Readers of these missives already know I'm a big history buff. In college, I squeezed history classes in anywhere I could into my schedule, much to the chagrin of my academic advisors.

"So... Mr. Capuyan, your declared major is mechanical engineering?"

"Yes, sir."

"But you've signed up for "History of the Middle Ages?"

"And I'm really looking forward to it!"

"It's a 300-level class!"

"Oh, OK. Cool."

"But...you're a freshman!"

Fortunately, the department waived the underclassman restriction, because I found the class infinitely more interesting than "Differential Equations". It's not unusual for an engineering major to wind up with a minor in math. I bucked this trend and almost had enough for a minor in history. I could then be forgiven for being shocked and appalled when Andrea gleefully once exclaimed she never had to take a single history course for her degree.

I've wondered where this love for all things historical came from. It's not like we had the History Channel growing up. Apart from Mississippi or American history, I don't even remember any classes taught in elementary school.

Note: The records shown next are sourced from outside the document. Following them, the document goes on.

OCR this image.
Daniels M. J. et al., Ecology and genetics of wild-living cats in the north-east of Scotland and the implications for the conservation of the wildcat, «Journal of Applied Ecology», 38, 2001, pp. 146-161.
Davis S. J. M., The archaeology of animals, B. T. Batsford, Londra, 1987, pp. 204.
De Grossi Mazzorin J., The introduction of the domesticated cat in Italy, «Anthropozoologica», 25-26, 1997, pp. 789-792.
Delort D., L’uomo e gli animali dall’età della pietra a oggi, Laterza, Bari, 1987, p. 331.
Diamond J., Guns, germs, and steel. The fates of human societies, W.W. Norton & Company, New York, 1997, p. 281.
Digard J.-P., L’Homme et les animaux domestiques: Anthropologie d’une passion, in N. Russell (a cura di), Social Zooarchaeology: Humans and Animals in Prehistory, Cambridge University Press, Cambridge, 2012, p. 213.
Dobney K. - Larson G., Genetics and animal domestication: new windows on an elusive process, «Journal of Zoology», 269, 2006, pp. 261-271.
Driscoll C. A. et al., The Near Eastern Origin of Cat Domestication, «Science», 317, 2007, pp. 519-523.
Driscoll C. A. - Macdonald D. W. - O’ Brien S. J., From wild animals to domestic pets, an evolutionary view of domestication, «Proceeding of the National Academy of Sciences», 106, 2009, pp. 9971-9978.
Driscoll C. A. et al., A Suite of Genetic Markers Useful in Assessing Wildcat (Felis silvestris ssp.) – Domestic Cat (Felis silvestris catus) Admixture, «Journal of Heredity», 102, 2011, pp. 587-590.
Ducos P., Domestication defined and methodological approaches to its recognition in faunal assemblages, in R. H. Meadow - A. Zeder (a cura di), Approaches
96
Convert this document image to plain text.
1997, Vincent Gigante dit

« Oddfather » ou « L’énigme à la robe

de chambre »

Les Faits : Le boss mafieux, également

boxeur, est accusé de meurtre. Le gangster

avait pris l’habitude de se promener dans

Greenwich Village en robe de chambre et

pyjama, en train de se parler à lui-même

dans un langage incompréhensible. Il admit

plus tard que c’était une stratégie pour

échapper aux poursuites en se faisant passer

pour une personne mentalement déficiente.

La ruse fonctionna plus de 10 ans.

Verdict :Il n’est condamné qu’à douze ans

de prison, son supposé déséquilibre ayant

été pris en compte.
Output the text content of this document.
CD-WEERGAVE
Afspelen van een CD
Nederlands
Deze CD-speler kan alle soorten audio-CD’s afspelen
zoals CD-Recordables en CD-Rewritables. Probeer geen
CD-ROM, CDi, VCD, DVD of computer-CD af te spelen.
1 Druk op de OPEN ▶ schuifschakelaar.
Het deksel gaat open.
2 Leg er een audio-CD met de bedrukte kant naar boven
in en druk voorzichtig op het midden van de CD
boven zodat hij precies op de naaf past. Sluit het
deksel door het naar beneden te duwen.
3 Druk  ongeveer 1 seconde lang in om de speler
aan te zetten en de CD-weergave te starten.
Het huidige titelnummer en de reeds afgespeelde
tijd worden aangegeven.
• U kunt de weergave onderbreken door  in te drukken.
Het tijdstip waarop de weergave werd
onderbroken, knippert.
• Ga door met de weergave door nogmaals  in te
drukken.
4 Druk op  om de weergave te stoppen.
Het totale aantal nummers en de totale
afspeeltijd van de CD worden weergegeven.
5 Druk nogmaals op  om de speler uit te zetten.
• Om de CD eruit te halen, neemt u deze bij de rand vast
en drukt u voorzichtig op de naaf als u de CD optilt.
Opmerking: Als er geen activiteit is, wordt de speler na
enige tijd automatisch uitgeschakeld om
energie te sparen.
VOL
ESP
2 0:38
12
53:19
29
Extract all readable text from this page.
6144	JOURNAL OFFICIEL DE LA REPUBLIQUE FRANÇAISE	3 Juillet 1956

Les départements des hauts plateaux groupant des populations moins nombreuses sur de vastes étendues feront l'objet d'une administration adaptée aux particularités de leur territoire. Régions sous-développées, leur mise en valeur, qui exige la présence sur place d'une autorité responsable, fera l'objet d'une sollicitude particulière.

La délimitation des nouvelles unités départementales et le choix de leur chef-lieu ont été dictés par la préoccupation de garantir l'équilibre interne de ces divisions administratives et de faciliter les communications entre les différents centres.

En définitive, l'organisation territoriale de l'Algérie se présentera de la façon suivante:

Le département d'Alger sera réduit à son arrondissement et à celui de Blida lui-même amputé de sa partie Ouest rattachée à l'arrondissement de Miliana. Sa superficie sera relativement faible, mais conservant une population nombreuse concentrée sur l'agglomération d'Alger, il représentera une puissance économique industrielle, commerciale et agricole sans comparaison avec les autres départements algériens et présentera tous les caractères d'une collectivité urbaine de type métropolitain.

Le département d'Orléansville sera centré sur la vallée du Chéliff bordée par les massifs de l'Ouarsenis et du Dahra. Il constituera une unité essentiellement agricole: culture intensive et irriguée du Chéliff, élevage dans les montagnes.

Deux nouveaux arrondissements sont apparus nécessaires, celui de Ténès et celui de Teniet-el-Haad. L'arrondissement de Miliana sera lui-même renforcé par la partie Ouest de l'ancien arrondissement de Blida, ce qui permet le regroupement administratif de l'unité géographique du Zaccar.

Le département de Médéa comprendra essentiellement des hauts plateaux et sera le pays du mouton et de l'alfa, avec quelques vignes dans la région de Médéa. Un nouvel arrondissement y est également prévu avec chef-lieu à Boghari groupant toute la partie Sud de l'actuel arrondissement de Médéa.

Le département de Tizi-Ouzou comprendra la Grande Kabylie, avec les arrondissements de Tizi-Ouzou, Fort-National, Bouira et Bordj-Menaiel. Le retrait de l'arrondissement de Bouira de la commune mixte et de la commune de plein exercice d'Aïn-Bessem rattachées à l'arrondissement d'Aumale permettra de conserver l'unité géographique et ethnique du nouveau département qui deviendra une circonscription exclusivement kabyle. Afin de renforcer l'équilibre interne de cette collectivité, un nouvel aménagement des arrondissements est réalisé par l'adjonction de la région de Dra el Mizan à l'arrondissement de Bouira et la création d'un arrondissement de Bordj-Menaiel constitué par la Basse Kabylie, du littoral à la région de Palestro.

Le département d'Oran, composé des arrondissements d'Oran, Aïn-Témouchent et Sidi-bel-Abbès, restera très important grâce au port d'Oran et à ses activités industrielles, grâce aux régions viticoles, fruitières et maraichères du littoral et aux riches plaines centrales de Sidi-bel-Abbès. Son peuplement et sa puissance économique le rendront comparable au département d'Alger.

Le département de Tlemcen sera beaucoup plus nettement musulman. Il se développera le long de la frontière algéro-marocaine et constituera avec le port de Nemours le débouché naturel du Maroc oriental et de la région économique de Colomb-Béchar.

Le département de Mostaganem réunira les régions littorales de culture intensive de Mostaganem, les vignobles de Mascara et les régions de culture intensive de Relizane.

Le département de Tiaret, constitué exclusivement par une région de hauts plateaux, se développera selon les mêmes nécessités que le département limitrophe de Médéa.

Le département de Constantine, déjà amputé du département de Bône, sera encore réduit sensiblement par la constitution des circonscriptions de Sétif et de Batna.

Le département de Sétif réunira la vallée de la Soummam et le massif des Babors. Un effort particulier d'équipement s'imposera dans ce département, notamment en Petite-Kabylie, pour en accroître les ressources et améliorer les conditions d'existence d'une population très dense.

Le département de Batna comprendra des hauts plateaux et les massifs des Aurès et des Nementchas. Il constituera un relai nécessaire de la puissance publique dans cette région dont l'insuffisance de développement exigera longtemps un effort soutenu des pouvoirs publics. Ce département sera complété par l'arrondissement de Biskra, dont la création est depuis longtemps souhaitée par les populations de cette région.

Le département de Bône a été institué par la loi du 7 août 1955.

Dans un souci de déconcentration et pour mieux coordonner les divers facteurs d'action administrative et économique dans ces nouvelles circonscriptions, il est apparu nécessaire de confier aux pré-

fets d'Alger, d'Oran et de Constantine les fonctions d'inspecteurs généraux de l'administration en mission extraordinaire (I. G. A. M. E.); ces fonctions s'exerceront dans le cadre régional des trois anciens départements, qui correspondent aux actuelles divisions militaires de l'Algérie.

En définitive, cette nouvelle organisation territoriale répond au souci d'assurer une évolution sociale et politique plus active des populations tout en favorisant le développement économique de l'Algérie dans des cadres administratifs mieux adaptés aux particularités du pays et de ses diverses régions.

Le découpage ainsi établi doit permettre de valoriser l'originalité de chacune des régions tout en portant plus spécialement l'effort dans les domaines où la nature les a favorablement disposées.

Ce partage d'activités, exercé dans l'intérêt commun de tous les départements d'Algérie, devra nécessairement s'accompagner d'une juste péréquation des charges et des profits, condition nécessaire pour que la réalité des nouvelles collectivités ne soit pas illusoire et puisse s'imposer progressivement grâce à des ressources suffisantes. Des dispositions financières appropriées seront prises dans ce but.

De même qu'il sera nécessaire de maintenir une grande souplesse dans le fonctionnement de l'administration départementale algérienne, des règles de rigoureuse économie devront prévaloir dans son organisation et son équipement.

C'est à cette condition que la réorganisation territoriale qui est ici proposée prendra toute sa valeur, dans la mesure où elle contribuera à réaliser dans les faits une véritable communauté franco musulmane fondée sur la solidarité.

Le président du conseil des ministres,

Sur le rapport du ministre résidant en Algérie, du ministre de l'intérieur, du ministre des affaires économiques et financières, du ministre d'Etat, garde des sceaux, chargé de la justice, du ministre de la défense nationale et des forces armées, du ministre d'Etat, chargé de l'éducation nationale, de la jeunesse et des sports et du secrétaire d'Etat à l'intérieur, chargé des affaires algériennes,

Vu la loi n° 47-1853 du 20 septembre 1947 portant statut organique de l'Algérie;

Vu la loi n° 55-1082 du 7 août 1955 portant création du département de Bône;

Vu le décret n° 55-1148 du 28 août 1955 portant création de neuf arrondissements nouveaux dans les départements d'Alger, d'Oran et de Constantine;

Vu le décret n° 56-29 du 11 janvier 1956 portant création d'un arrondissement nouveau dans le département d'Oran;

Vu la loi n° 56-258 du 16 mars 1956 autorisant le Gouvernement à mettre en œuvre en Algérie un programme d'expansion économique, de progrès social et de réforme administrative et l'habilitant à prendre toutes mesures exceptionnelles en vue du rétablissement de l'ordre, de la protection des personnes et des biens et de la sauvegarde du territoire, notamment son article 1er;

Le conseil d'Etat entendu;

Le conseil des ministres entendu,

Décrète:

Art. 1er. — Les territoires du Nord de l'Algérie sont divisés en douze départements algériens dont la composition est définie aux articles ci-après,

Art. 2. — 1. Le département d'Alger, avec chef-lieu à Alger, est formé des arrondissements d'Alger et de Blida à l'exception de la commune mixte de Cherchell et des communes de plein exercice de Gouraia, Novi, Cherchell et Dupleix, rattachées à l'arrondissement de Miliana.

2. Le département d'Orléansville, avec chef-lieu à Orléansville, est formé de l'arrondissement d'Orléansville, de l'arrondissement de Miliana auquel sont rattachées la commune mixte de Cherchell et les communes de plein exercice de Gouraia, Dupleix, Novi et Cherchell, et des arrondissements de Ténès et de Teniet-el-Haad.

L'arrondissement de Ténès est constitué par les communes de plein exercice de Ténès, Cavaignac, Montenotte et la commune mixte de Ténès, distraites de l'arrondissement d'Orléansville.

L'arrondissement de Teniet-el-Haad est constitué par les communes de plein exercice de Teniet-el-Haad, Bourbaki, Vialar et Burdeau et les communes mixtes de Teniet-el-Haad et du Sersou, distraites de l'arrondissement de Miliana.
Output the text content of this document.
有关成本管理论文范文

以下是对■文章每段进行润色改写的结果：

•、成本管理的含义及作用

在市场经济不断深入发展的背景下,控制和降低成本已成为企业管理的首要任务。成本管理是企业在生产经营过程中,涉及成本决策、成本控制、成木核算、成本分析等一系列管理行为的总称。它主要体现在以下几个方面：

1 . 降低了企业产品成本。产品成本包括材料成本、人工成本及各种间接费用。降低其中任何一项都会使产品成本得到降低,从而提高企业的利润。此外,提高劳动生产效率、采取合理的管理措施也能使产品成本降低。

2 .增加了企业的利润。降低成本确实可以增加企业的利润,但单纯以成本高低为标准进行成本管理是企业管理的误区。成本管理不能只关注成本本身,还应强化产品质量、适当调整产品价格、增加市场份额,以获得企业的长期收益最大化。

The curriculum changed drastically when I arrived at Long Beach Junior High, landing in Mrs. Hood's 7th grade World History class. For a budding history geek, that classroom was mind blowing, and her class was responsible for a good portion of the frivolous (but interesting - at least to me) minutiae still rattling around my head.

  • The discovery of the fossilized remains of Lucy, which occurred less than 10 years prior, proved the earliest hominids walked upright.
  • The Code of Hammurabi is one of the earliest, most complete, and draconian (with literal eye for an eye penalties) law codes in existence.
  • The Buddha's real name was Siddhartha Gautama.

Together, Mrs. Hood and our class stepped through all the major ancient civilizations surrounding the Nile, Mesopotamia, and the Indus Valley. And it wasn't all lectures. For one group assignment, Mike and I were teamed up and tasked with creating a clay sculpture of the Sphinx. Initially, we groaned at this project given neither of us had dorked around with clay since kindergarten. But we dove into the task - he worked on the body, and I had to craft the head.

I surprised myself, finding I'd produced a decent facsimile of the iconic sculpture (in my opinion), and I was very proud of my creation. However, our collaboration wasn't that great, and we failed to check in with each other on a regular basis. When Mike and I brought the two components together, laying them side by side, a glaring problem became evident.

"Wayne, man, you made that dumb head too small!" I'm, of course, thinking the opposite.

"What?! Pfft. No way, loser! That body is just waay too big." This back and forth went on like a vaudeville comedy skit as neither of us would relent. After a continued, escalating exchange, Mike summarily ended the argument.

"No! This dumb head of yours. IS. TOO. SMALL!" With that, he crushed my carefully and intricately crafted sculpture with his fist.

Fifty-year-old me would have strung together a string of ear-searing expletives, but eleven-year-old me was just shocked speechless and almost in tears. I was very proud of my Sphinx head.

It was the first time, and to my recollection, the last time Mike and I were at odds. We eventually patched things up and managed to turn in a successful joint project with properly proportioned body parts. Today, we'll occasionally ping each other with interesting historical factoids we come across. 

A life-long friendship and love for all things historical were forged in a classroom with a highly contested clay sculpture, along with Buddha, Hammurabi, and of course Lucy.